Не посмев возразить, Шениор сел на табурет.
– Это было моей ошибкой – отпускать тебя одного, – обронил Старший, – я даже и предположить не мог, что колодец так заинтересуется наследником Дэйлорона…
– Разве я не заблудился в коридорах?
Вампир покачал головой.
– Надо очень постараться, чтобы забрести к колодцу памяти.
– Так это и вправду колодец? Вы не разыгрываете меня? – не удержался Шениор, но осекся, увидев, как нахмурился Старший.

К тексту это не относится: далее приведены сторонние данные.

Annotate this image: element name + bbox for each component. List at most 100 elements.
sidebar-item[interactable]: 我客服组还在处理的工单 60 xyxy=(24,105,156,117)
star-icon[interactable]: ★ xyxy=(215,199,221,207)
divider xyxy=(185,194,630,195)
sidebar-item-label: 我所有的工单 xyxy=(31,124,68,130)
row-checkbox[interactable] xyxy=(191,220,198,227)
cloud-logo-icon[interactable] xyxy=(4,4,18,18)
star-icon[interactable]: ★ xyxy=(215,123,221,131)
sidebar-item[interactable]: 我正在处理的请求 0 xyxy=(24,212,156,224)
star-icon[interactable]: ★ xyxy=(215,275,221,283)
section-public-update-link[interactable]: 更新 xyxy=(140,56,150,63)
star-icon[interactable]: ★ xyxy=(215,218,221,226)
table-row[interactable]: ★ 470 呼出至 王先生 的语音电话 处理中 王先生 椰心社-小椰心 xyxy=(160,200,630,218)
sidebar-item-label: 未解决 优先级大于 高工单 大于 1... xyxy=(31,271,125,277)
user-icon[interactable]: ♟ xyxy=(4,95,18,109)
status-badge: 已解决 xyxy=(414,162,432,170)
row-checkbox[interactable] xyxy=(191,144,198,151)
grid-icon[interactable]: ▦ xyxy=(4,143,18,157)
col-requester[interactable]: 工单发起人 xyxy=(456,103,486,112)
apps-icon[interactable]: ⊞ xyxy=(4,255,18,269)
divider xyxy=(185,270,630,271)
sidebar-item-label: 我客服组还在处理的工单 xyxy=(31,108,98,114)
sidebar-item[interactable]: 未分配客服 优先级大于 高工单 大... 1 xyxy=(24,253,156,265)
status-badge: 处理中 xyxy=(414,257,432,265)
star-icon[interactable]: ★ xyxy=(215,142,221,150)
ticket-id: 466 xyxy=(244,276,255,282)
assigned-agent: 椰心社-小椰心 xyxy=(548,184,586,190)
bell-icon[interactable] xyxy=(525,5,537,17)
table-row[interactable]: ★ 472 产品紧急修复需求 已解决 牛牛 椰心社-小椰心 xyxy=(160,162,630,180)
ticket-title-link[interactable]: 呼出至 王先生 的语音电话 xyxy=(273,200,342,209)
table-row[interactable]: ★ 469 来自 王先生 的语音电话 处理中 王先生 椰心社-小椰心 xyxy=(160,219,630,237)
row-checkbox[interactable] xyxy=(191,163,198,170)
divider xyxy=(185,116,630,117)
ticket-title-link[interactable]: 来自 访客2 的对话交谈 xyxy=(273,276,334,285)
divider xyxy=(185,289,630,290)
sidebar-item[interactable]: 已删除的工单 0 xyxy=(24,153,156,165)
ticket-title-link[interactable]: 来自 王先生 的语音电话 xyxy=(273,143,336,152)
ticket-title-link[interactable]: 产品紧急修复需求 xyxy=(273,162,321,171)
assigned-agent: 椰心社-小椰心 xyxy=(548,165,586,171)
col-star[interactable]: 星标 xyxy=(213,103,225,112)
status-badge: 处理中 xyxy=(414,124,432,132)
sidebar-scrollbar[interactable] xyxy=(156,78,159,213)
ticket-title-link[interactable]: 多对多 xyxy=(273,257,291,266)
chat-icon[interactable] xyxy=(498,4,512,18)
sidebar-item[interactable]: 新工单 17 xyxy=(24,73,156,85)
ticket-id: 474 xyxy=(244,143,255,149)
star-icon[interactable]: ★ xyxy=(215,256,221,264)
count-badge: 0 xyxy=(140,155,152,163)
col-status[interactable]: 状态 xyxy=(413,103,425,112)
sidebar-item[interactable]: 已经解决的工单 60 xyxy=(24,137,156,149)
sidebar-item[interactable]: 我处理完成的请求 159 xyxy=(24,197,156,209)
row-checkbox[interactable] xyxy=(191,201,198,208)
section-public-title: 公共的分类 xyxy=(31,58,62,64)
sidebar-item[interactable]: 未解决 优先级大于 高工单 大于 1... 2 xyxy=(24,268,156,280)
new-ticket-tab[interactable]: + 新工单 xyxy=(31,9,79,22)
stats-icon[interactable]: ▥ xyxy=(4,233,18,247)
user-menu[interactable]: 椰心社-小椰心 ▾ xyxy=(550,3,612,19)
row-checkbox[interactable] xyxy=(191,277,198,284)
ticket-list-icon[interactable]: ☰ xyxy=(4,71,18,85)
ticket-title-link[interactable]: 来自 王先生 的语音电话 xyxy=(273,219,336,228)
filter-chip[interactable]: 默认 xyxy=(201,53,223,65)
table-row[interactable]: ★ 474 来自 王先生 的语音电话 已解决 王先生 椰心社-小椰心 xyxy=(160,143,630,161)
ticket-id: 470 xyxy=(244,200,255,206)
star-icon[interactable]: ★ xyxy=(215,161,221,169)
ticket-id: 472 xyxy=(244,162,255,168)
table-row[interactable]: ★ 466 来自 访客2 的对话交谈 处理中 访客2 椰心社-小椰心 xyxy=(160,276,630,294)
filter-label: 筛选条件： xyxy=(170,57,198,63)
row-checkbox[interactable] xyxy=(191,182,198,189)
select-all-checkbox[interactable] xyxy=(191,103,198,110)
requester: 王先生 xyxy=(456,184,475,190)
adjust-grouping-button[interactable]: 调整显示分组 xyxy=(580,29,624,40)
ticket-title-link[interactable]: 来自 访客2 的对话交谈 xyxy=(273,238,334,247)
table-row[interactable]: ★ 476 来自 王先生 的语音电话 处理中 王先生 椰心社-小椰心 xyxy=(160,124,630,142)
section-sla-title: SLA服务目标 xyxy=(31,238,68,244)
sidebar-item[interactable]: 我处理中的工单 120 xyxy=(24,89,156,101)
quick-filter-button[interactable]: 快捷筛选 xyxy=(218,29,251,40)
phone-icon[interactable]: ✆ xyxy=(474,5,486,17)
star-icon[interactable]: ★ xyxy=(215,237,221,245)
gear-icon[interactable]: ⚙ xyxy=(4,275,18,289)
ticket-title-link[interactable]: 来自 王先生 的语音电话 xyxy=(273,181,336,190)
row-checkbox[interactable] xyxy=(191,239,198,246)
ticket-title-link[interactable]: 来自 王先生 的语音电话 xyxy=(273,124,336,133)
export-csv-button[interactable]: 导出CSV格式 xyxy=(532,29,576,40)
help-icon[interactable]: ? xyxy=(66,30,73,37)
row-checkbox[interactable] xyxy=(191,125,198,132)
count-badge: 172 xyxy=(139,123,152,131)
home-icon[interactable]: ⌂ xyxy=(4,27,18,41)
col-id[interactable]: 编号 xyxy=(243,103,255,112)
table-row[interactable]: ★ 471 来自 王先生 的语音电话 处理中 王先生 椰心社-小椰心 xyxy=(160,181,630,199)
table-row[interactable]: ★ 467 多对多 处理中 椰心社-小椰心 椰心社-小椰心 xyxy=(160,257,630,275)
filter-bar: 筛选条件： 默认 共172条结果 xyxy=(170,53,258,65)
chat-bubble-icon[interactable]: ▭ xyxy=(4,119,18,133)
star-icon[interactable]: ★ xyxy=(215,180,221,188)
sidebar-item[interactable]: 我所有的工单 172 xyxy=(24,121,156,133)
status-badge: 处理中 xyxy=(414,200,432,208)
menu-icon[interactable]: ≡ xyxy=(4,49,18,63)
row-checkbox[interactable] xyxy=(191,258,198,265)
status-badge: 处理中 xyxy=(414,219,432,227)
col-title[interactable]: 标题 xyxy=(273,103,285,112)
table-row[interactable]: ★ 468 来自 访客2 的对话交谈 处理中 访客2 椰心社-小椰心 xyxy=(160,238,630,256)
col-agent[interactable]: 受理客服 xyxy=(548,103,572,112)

– Это и вправду колодец, – медленно сказал он, – я не знаю, откуда он появился здесь, и не знаю, какую цель преследует… Быть может, то, что он делает – определено всего лишь его природой, как и образ жизни n’tahe, коим я принадлежу. Быть может – не буду утверждать. Но тебе не следует заглядывать в него, Шениор. Цена, которую ты заплатишь за вожделенную истину, слишком высока. Знание о гибели предка не стоит того, чтобы лишить себя будущего.
Шениор опустил голову. Помолчал, рассматривая носки собственных башмаков.
– Прикосновение к твоей судьбе сломало бы ее, – тихо заключил Старший. Дэйлор вздрогнул, когда белые пальцы коснулись его лба. Как странно – он полагал, что руки вампира будут холодными, как дыхание могилы, а оказалось, что они вполне теплые – такие же, как и у любого дэйлор.
Вдруг Старший усмехнулся.
– Ты по-прежнему считаешь меня Злом, бедный, потерянный малыш. По-прежнему не можешь принять то, что я желаю тебе только долгого пути – до конца отпущенного времени. Я не против того, чтобы ты наказал виновников смерти Кейлора д’Амес – но только не ценой собственной жизни.
Как позже понял Шениор, в этот миг Старший применил к нему какие-то свои, недоступные простым дэйлор, чары, потому что…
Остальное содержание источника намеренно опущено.